1.62k stars 283 forks source link

Training PET on data which is too large to fit in RAM #39

Closed ghost closed 3 years ago

ghost commented 3 years ago

I am training a pet model on 500gb of text. I have properly processed the data, but I can't load all my data into a variable since I don't have nearly enough RAM to do that.

chris-aeviator commented 3 years ago

Random side note: I believe other projects have been solving this with the deepspeed/ deeperspeed libraries - might need loads of rework codewise before you can use it

ghost commented 3 years ago

Oh. That's sad, because I can't any code rework on my own :(

Random side note: I believe other projects have been solving this with the deepspeed/ deeperspeed libraries - might need loads of rework codewise before you can use it

So is there no simple way to do it? Could you help me?

ghost commented 3 years ago

In what ways did they use ms deepspeed for this?
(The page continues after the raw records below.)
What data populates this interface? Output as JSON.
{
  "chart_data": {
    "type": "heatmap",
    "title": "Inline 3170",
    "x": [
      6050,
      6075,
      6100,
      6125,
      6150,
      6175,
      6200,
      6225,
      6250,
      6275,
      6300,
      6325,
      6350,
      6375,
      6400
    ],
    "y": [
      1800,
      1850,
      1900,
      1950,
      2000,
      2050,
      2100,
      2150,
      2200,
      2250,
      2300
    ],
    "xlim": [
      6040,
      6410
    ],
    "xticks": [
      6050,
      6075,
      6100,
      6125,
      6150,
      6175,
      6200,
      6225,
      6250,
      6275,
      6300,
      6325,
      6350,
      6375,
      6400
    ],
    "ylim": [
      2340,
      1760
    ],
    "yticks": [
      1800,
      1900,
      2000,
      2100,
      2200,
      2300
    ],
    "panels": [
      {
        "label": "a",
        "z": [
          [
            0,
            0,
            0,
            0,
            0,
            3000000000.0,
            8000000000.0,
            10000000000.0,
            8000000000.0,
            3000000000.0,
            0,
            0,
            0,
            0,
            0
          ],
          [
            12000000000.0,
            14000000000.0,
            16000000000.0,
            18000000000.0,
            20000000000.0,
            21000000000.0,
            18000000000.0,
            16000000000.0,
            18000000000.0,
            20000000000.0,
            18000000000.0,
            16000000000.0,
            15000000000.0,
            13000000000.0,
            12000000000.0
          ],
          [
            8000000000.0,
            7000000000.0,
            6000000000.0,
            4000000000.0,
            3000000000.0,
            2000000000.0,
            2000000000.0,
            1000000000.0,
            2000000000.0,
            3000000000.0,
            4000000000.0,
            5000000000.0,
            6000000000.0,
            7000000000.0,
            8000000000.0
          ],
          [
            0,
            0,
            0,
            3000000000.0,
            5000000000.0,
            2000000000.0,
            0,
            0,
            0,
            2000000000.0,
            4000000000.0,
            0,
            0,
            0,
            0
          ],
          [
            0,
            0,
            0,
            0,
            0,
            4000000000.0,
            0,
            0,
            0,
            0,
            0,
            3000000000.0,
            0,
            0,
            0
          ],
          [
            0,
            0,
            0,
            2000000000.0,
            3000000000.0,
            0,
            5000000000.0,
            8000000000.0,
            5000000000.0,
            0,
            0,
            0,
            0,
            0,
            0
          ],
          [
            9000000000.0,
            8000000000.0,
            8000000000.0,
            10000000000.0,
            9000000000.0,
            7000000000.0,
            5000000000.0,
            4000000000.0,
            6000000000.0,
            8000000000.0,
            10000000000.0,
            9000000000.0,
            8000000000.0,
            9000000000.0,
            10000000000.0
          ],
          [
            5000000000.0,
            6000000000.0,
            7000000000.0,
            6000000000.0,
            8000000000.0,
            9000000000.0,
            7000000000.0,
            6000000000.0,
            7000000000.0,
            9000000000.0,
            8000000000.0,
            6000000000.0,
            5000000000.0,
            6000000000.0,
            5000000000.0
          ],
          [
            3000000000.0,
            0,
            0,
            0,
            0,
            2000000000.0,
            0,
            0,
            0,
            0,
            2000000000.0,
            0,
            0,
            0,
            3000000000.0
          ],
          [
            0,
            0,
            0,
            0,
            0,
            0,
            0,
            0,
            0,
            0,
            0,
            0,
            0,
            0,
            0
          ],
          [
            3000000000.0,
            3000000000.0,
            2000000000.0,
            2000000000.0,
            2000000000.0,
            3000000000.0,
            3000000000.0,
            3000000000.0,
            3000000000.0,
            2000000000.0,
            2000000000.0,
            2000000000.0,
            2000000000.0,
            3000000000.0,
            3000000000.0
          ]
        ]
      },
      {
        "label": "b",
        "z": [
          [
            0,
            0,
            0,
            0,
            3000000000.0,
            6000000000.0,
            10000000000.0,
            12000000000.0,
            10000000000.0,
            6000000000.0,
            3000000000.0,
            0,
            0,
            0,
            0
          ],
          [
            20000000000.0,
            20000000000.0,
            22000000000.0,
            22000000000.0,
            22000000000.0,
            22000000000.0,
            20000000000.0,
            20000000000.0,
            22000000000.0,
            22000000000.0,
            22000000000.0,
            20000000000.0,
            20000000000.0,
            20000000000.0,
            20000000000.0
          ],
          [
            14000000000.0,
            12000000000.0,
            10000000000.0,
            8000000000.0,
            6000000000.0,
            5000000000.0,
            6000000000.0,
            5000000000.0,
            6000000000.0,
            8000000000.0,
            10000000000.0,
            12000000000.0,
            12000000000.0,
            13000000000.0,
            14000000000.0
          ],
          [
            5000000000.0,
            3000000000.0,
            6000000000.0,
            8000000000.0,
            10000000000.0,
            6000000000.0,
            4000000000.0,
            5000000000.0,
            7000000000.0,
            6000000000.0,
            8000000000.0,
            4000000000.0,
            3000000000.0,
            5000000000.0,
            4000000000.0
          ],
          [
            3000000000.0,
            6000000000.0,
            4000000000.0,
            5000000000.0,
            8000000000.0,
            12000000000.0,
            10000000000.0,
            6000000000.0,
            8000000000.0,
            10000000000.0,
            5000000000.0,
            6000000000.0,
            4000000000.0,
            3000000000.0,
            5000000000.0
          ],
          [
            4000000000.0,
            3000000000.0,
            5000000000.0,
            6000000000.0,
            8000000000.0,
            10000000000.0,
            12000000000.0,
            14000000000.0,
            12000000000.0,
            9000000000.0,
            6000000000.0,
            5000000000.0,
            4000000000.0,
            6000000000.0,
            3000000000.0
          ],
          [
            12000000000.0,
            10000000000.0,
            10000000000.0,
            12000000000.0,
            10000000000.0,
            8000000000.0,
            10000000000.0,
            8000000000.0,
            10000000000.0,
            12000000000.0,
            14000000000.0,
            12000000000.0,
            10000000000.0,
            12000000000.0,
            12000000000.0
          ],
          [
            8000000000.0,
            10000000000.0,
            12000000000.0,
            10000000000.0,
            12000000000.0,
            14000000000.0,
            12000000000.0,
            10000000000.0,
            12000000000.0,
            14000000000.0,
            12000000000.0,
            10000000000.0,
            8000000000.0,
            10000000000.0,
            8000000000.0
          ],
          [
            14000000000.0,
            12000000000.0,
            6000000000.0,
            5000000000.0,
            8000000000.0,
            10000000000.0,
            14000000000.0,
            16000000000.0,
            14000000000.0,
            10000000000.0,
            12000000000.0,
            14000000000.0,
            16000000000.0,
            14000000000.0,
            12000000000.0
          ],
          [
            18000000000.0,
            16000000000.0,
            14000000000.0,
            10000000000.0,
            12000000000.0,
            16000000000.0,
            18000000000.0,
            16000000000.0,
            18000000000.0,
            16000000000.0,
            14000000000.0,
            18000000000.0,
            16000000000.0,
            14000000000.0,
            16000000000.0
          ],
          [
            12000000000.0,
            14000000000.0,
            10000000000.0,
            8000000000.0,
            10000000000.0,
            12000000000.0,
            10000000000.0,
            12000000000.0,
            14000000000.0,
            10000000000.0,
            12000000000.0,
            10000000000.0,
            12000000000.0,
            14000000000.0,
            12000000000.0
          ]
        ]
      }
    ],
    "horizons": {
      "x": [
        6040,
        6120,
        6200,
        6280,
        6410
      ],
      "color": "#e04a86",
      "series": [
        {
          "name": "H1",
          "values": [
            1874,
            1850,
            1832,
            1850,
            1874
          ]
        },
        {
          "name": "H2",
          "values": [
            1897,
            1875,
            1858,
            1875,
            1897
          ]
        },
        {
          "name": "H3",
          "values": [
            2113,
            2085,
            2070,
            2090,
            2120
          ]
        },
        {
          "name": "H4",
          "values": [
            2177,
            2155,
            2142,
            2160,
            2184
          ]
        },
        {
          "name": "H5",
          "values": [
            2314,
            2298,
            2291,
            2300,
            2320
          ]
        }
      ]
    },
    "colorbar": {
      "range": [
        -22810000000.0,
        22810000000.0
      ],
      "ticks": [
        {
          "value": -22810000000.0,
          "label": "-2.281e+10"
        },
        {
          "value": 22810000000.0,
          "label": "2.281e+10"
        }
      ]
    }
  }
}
timoschick commented 3 years ago

Hi @BleepLogger, the focus of PET is few-shot learning from 0-1000 examples. I'm not sure if this is really the right library for you if you've got 500GB of data to train on. We currently don't plan any modifications to PET that would support such large training datasets, so if you really want to use PET, you'll probably have to make them yourself. However, if you just want to use the 500GB of data for pretraining, a better approach would be to first use another library for pretraining and then use the resulting model with PET

ghost commented 3 years ago

Okay, I'm willing to make those modifications on my own. How do I make them?

ghost commented 3 years ago

Also, I have data in 80 parts. What if instead of fine-tuning PET on all of my data at once, I first fine-tune it on part 1, then fine-tune part 1's resulting model on part 2, and so on. Could this work?

ghost commented 3 years ago

@timoschick

timoschick commented 3 years ago

Okay, I'm willing to make those modifications on my own. How do I make them?

Sorry if I haven't been clear. What I was trying to say is that I don't know what the best way to train on such large datasets would be, so you don't just have to implement any modifications yourself, you'll also have to figure out which modifications are required on your own.